The right to be vile

Faced with a conflict between freedom of speech and the protection of grieving parents from abuse, the Supreme Court on Wednesday made the only choice allowed by the 1st Amendment. It ruled in favor of Pastor Fred Phelps and his Westboro Baptist Church, which pickets military funerals claiming that the deaths of service members are divine retribution for America’s toleration of homosexuality.

Westboro Baptist had been sued by the father of Lance Cpl. Matthew A. Snyder, a Marine killed in Iraq. Protesters from the church had gathered outside Snyder’s funeral holding signs reading “God hates the USA/Thank God for 9/11,” “America is doomed,” “Don’t pray for the USA,” “Thank God for IEDs,” “Thank God for dead soldiers,” “Pope in Hell,” “Priests rape boys,” “God hates fags,” “You’re going to hell” and “God hates you.”

Speaking for an 8-1 majority, Chief Justice John G. Roberts Jr. persuasively countered three arguments against Phelps, who was ordered by a trial court to pay Snyder damages for intentional infliction of emotional distress.
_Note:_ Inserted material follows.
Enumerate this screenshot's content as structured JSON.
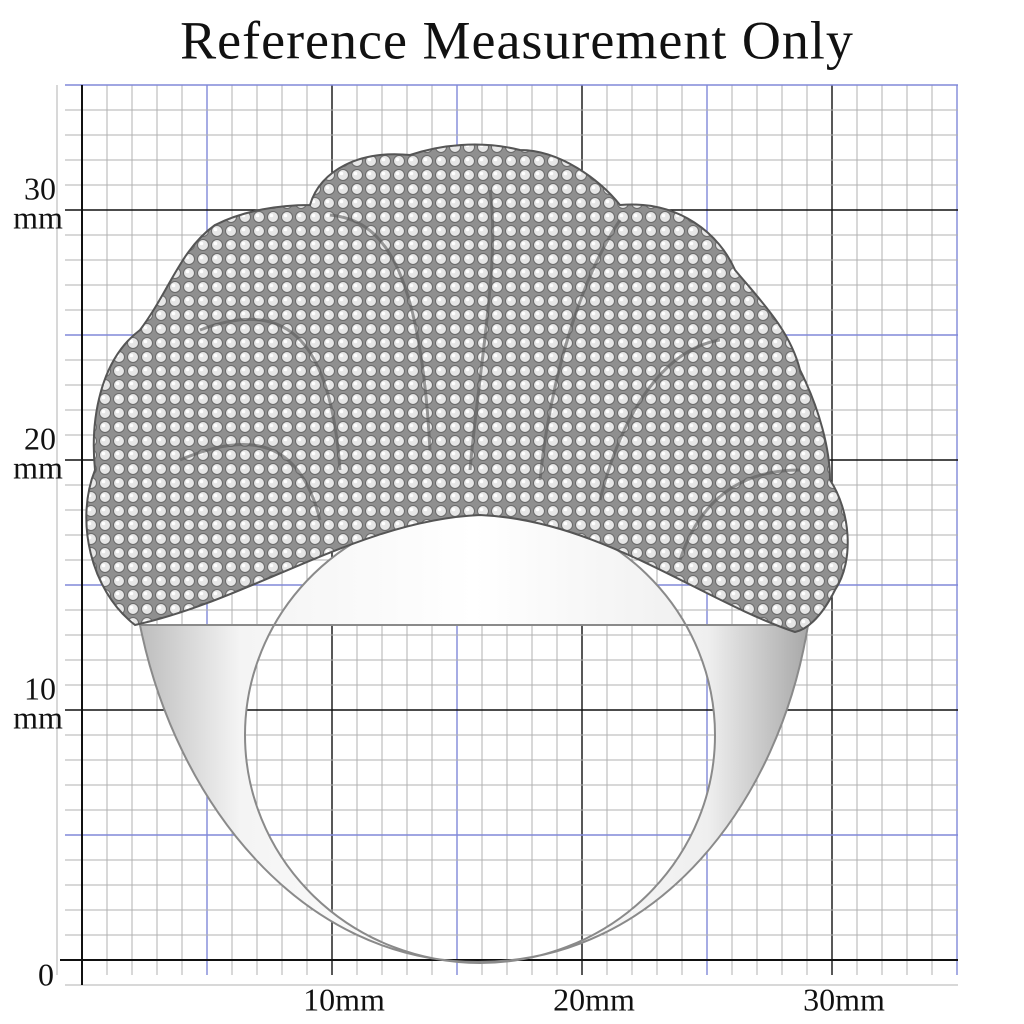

First, Roberts responded to the claim that Phelps and the other protesters invaded the funeral. He noted that not only were the protesters 1,000 feet away but that Snyder’s father couldn’t read their signs. Furthermore, Roberts noted, “None of the picketers entered church property or went to the cemetery. They did not yell or use profanity, and there was no violence associated with the picketing.”


Second, Roberts said that Westboro’s anti-gay and anti-Catholic rants involved matters of public concern of the sort protected by the 1st Amendment. “The ‘content’ of Westboro’s signs plainly relates to broad issues of interest to society at large,” he wrote, adding that “the issues they highlight — the political and moral conduct of the United States and its citizens, the fate of our nation, homosexuality in the military and scandals involving the Catholic clergy — are matters of public import.”

Finally and most important, Roberts emphasized that the outrageousness of Westboro’s speech didn’t deprive it of 1st Amendment protection. He cited a passage from the 1989 decision in which the court ruled that protesters had the right to burn the American flag: “If there is a bedrock principle underlying the 1st Amendment, it is that the government may not prohibit the expression of an idea simply because society finds the idea itself offensive or disagreeable.”

Although this case was described as a difficult one for the court, in fact the outcome was based on well-established principles. That explains why eight justices — liberals and conservatives — voted to affirm the church’s right to free speech. That will be little consolation to Snyder’s father, or others who thought that the Westboro Baptist Church crossed a legal as well as a moral line. But it’s the right decision.